MYTH
Financial advisors are those who help me buy financial products, so that I need not worry about my money, as they will do it for me, and I will grow rich.
Given the variety of financial products available today, I have several financial advisors whom I can go to and get advice from. My bank’s relationship manager is a financial advisor, because the bank is an institution that can be blindly trusted on anything. My chartered accountant is an expert and, by qualification, a financial advisor. And, as I have a financial advisor, I don’t need to do anything further with my finances. As my finances are pretty much straightforward and simple, there is little for anyone to do anything with it.
The financial advisor is so sincere that he appears out of nowhere from time-to-time to do the financial soul-searching for me that I have very little to worry about.
The good part—he comes free, which means I can save on money to employ those who make tall claims of qualification and achievements.

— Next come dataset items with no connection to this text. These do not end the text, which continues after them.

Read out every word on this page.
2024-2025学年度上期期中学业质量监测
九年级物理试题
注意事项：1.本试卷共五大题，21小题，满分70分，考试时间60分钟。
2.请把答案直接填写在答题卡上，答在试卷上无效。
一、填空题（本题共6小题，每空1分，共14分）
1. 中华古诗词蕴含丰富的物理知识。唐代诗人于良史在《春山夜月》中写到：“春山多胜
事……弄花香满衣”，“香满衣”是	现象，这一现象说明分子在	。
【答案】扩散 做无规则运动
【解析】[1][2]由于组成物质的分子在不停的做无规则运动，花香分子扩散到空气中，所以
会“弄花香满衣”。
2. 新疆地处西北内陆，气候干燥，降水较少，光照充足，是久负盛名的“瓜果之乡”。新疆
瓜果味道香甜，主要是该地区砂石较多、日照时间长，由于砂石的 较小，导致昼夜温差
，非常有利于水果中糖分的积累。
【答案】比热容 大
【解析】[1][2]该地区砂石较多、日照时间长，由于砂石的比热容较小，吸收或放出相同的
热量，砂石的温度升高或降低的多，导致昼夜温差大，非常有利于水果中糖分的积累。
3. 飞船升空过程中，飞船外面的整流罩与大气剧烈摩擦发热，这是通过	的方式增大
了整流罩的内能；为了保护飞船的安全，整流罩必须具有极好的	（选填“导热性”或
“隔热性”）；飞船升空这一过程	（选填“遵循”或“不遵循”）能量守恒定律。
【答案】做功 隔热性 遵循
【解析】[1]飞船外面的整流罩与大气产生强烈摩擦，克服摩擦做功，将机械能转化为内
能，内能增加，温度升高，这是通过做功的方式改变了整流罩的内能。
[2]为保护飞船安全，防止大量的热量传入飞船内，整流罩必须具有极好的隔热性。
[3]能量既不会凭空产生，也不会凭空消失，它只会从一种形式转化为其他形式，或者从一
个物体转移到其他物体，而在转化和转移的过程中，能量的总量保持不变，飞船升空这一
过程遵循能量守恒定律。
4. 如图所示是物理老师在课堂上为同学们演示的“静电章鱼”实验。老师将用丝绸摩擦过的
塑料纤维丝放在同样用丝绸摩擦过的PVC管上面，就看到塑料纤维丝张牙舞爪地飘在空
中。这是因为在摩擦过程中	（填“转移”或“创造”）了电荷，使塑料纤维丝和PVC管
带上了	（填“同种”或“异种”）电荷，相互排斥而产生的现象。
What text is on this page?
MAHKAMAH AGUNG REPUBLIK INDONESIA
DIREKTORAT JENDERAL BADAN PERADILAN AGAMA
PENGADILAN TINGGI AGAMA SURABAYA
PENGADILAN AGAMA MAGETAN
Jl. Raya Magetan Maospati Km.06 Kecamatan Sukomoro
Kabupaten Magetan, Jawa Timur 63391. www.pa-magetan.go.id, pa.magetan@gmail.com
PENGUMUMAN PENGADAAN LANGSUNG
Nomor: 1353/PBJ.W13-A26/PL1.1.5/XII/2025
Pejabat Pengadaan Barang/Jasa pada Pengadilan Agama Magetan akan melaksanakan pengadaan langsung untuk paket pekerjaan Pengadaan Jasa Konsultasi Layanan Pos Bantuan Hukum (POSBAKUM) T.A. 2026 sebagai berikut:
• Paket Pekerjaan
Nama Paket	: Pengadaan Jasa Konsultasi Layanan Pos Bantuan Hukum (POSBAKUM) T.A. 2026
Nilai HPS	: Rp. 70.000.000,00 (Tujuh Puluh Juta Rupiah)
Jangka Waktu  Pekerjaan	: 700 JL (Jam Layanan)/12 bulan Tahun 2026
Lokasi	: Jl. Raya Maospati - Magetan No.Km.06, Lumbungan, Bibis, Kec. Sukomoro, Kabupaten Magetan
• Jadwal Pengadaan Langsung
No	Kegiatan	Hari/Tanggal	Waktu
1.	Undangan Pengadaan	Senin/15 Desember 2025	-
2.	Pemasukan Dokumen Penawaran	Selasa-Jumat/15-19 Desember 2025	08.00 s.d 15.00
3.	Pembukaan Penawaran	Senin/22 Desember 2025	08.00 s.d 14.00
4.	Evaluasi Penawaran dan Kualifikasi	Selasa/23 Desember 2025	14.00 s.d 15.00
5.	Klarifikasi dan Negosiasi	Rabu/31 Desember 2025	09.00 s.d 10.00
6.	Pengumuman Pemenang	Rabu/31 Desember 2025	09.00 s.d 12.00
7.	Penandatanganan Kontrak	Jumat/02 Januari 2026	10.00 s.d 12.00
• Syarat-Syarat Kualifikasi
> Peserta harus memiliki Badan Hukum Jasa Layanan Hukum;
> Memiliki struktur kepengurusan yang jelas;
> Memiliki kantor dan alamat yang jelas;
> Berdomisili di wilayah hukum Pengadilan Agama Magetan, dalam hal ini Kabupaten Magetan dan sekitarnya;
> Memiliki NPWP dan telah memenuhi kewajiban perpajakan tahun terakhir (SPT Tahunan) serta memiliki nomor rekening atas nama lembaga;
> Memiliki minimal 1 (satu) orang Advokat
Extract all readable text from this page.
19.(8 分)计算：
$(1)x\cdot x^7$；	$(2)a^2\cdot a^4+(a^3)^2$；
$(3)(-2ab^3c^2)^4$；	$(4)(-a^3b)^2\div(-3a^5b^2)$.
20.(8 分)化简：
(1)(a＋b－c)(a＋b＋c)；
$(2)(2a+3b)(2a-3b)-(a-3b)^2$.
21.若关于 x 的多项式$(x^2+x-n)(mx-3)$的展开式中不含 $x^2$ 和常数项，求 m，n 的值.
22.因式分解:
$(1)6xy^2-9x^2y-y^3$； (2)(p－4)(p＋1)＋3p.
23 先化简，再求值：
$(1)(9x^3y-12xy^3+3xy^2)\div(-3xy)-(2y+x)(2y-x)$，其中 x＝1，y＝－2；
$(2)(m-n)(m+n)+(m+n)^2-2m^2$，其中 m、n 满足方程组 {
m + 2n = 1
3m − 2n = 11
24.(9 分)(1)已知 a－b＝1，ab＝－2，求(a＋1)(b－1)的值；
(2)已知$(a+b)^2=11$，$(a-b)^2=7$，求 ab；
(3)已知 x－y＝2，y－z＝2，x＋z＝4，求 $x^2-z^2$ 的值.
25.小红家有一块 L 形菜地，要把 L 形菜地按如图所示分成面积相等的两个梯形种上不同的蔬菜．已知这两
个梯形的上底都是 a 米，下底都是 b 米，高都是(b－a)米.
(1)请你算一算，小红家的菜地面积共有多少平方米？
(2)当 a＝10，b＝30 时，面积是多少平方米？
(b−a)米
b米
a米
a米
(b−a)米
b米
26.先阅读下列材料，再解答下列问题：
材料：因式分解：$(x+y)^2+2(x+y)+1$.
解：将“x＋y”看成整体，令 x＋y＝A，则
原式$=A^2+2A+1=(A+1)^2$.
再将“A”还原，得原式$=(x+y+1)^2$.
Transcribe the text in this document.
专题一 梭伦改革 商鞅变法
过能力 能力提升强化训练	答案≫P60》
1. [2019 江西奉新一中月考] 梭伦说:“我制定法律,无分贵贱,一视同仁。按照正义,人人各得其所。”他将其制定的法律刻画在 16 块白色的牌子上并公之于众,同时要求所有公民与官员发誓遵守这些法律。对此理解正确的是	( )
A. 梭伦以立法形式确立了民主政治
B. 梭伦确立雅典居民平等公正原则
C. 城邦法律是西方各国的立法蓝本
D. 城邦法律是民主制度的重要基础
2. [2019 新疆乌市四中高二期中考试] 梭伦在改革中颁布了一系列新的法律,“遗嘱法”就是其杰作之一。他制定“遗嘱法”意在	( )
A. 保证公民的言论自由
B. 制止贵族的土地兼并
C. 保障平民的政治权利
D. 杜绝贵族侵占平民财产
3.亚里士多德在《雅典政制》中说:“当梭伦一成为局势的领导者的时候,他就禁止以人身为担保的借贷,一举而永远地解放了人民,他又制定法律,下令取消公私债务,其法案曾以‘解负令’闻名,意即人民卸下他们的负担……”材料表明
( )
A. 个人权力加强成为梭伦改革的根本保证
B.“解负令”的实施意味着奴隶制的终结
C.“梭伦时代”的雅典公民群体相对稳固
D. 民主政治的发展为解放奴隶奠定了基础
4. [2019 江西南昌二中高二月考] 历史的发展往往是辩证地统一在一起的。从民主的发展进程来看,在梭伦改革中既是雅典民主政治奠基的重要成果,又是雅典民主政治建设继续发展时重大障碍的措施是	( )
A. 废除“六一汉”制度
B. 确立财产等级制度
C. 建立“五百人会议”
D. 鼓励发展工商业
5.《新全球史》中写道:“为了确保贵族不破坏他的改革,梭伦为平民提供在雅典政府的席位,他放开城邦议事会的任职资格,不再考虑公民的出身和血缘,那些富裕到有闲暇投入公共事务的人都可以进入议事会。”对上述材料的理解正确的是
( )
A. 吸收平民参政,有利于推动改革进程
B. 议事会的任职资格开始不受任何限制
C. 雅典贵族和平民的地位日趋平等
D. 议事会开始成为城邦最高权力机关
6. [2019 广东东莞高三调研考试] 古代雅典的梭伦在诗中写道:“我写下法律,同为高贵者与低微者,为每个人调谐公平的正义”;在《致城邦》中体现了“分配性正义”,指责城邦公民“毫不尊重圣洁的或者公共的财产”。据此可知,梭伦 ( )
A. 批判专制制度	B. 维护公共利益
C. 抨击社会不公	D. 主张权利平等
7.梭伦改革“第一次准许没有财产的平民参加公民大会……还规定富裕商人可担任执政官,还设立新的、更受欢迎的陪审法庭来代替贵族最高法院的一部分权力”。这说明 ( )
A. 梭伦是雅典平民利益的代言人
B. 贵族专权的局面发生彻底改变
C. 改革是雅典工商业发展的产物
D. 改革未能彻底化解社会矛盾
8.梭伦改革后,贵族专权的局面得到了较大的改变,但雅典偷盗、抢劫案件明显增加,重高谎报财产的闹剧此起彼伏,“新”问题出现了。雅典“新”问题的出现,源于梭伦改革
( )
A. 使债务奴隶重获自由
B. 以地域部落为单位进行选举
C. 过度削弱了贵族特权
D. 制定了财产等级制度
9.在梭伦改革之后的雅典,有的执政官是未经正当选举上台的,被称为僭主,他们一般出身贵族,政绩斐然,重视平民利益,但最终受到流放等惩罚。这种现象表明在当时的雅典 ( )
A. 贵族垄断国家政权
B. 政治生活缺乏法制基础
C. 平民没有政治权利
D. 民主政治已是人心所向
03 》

I believe that anyone who has even a little understanding of financial products or is selling a financial product is a financial advisor. The list includes post office agents, insurance agents, mutual fund distributors, office accountants, and not to forget the neighbourhood uncle, who talks so highly about managing money; they all are financial advisors and experts in handling money.
REALITY
All financial advisors are not the same. Nearly every financial product entails special features that should be discussed with an experienced professional. For instance, your investment goals are unique and an advisor can help you find the right fund to match your needs. Likewise, your insurance needs will be different. So, an insurance expert will be the right person to suggest you on your insurance requirements.
There are several kinds of advisors, whose expertise differs based on education, experience, quality of service, compensation and, so on. A financial advisor could be specialised in a specific area, such as high net worth or tax optimisation and, so on. The right advisor is a difficult choice to hunt for, but do look at the credentials. Advisors who do not charge you are not necessarily doing it for free. Most often, they sell insurance and mutual funds on a commission basis. They are bound to disclose that and you should also ask them about their compensation.
To bring more accountability, market regulator SEBI has mandated registration to function as Investment Advisors. This calls for any financial advisor who is a fee-only based advisor, to register for continuing his practice. So, if someone claims to be an advisor providing equity advice or financial planning services or wealth management services or all of the above, on fee basis, they must be registered. But, if one is an intermediary for mutual fund distributors, the SEBI registration is not mandatory. Make sure you feel comfortable with an advisor before taking his services than blindly going to the first one you spot.